Look to the laws of your state to determine your rights and responsibilities with respect to forming and running a sole proprietorship. Each state sets its own rules for specific naming conventions of the businesses within its borders, including sole proprietorships. In general, states take into account whether your name will deceive or confuse competitors, consumers and creditors about your identity and your associations with other businesses.
A sole proprietorship is not a business structure that has a separate legal identity independent of its owner. It is simply a mechanism by which one individual conducts a business. All of the business’ relationships and benefits belong to the owner, who is personally liable for all of the business’ liabilities. For example, anyone wishing to bring a legal action against the business must name the owner of the business personally, rather than treat the business as a separate party to the suit.

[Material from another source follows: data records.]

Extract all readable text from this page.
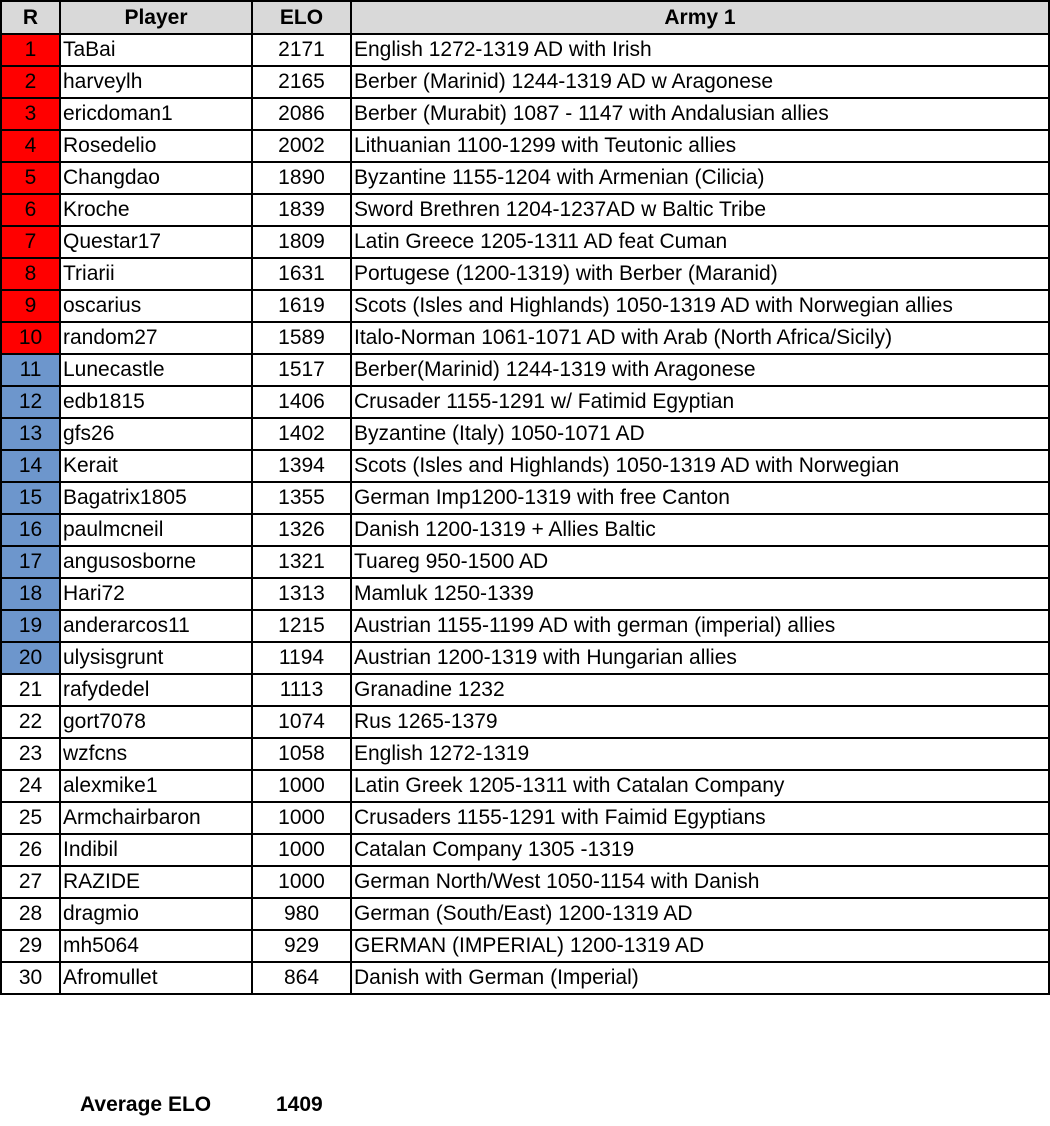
R	Player	ELO	Army 1
1	TaBai	2171	English 1272-1319 AD with Irish
2	harveylh	2165	Berber (Marinid) 1244-1319 AD w Aragonese
3	ericdoman1	2086	Berber (Murabit) 1087 - 1147 with Andalusian allies
4	Rosedelio	2002	Lithuanian 1100-1299 with Teutonic allies
5	Changdao	1890	Byzantine 1155-1204 with Armenian (Cilicia)
6	Kroche	1839	Sword Brethren 1204-1237AD w Baltic Tribe
7	Questar17	1809	Latin Greece 1205-1311 AD feat Cuman
8	Triarii	1631	Portugese (1200-1319) with Berber (Maranid)
9	oscarius	1619	Scots (Isles and Highlands) 1050-1319 AD with Norwegian allies
10	random27	1589	Italo-Norman 1061-1071 AD with Arab (North Africa/Sicily)
11	Lunecastle	1517	Berber(Marinid) 1244-1319 with Aragonese
12	edb1815	1406	Crusader 1155-1291 w/ Fatimid Egyptian
13	gfs26	1402	Byzantine (Italy) 1050-1071 AD
14	Kerait	1394	Scots (Isles and Highlands) 1050-1319 AD with Norwegian
15	Bagatrix1805	1355	German Imp1200-1319 with free Canton
16	paulmcneil	1326	Danish 1200-1319 + Allies Baltic
17	angusosborne	1321	Tuareg 950-1500 AD
18	Hari72	1313	Mamluk 1250-1339
19	anderarcos11	1215	Austrian 1155-1199 AD with german (imperial) allies
20	ulysisgrunt	1194	Austrian 1200-1319 with Hungarian allies
21	rafydedel	1113	Granadine 1232
22	gort7078	1074	Rus 1265-1379
23	wzfcns	1058	English 1272-1319
24	alexmike1	1000	Latin Greek 1205-1311 with Catalan Company
25	Armchairbaron	1000	Crusaders 1155-1291 with Faimid Egyptians
26	Indibil	1000	Catalan Company 1305 -1319
27	RAZIDE	1000	German North/West 1050-1154 with Danish
28	dragmio	980	German (South/East) 1200-1319 AD
29	mh5064	929	GERMAN (IMPERIAL) 1200-1319 AD
30	Afromullet	864	Danish with German (Imperial)
Average ELO	1409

Sole proprietors who wish to use names for their businesses other than their own personal names must file documents with their respective states identifying the business owner's name and that of the business. The state's interest in controlling business names is to make sure the public can identify who is legally responsible for business activity. For example, the owner of a hardware store called “John Howard’s” does not have to file a Fictitious Business Name form in California if the owner's full name is, in fact, John Howard. But he does have to register if his name is John Howard Jones, according to the Governor’s Office of Business and Economic Development of California. A few states, such as Kansas, Mississippi and New Mexico, do not require you to file documents to operate under an assumed name, as of August 2012.
Operating a business without registering under the rules your state prescribes may result in paying penalties to the state. For example, Colorado requires a sole proprietor to file a Statement of Trade Name before operating under a fictitious business name. Failure to file may “subject the person to monetary penalties and an injunction which stops the person from continuing to transact business,” according to the office of Colorado’s Secretary of State.